The stand-out performance here is, without a doubt, McKenzie's continuation of her 1992 role. Gabe's obviously a woman who has turned her life around, but nowhere near completely. Fancy clothes, new high-rise digs, and having enough conscience to want to reconcile with her son and stop a romper redux notwithstanding, she's quite a dark and complicated woman. Case in point: the way she visits her father (and one-time sexual abuser) in a retirement facility – sometimes to care for him, other times to punish, depending on mood. Also, there are flashes of brilliance in the fiery intervention moments between Gabe and Kane. Admittedly, though Wallace's Kane never feels quite as fully-formed as Crowe's “Aussie De Large” Hando, he delivers an extremely solid performance throughout.

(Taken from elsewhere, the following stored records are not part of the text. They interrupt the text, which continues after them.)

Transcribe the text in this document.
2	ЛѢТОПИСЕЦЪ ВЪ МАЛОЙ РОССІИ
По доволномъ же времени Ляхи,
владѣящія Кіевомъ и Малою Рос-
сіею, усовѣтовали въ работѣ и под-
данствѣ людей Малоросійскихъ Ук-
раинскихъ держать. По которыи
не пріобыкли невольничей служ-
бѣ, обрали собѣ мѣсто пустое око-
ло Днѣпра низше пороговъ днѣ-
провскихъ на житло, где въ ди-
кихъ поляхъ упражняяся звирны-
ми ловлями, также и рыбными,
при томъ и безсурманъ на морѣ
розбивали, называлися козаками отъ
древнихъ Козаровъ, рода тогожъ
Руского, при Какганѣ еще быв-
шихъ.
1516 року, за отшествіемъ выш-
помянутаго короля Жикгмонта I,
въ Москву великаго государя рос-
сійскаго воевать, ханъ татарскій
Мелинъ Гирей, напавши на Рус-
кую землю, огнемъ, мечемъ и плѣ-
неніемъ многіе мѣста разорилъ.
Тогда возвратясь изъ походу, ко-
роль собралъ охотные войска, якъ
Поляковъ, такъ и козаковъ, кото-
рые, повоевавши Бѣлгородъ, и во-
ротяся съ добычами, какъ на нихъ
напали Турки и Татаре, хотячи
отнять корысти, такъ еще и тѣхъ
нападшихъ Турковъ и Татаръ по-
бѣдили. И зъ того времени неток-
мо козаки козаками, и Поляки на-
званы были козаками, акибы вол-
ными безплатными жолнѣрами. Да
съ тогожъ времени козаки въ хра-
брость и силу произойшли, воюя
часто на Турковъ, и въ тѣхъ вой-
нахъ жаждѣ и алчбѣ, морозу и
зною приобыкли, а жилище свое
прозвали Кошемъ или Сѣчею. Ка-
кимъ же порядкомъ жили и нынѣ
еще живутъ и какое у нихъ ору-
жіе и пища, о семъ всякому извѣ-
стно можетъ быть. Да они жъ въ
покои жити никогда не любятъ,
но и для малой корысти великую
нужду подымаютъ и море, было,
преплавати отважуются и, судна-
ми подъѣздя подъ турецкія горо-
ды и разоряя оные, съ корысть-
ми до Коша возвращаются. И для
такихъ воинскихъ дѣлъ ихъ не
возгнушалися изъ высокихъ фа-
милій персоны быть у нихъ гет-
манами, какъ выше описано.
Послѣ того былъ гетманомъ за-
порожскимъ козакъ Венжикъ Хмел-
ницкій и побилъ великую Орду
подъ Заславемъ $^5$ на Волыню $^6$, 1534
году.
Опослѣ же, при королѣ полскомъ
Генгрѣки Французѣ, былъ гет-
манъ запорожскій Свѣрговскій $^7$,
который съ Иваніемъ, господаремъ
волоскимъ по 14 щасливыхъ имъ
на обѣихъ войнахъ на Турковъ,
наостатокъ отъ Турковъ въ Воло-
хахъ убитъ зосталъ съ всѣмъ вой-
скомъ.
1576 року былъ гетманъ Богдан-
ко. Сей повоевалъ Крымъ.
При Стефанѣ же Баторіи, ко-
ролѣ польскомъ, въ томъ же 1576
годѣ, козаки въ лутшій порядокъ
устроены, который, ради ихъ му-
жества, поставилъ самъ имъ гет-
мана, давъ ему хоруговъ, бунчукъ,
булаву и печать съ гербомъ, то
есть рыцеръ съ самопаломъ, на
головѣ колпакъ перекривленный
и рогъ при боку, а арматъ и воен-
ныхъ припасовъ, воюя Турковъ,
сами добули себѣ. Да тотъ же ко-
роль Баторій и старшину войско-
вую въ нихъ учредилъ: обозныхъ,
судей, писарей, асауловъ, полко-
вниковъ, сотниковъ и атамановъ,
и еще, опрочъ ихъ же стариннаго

All told, this high-stakes crime thriller is an equal parts riveting and disturbing glimpse into the dark heart of modern extremism. Though it's confronting art, replete with a number of genuinely shocking scenes, the notorious and prescient Romper Stomper time capsule was well worth revisiting. If only to pinpoint one important point: whether you like it or not, somehow, racism has gone mainstream. The fringe-dwelling swastika-lovers have upgraded their backstreet hideouts for southern cross paraphernalia and open-air marches. Worse, the passionate objectors to that sort of bigotry are beginning to counter-attack in increasingly unethical ways (all while the media laps it up and pours fuel on the fire). No matter where you stand on the subject matter, Romper Stomper delivers great television and fine performances; just expect to watch it with a very real sense of unease.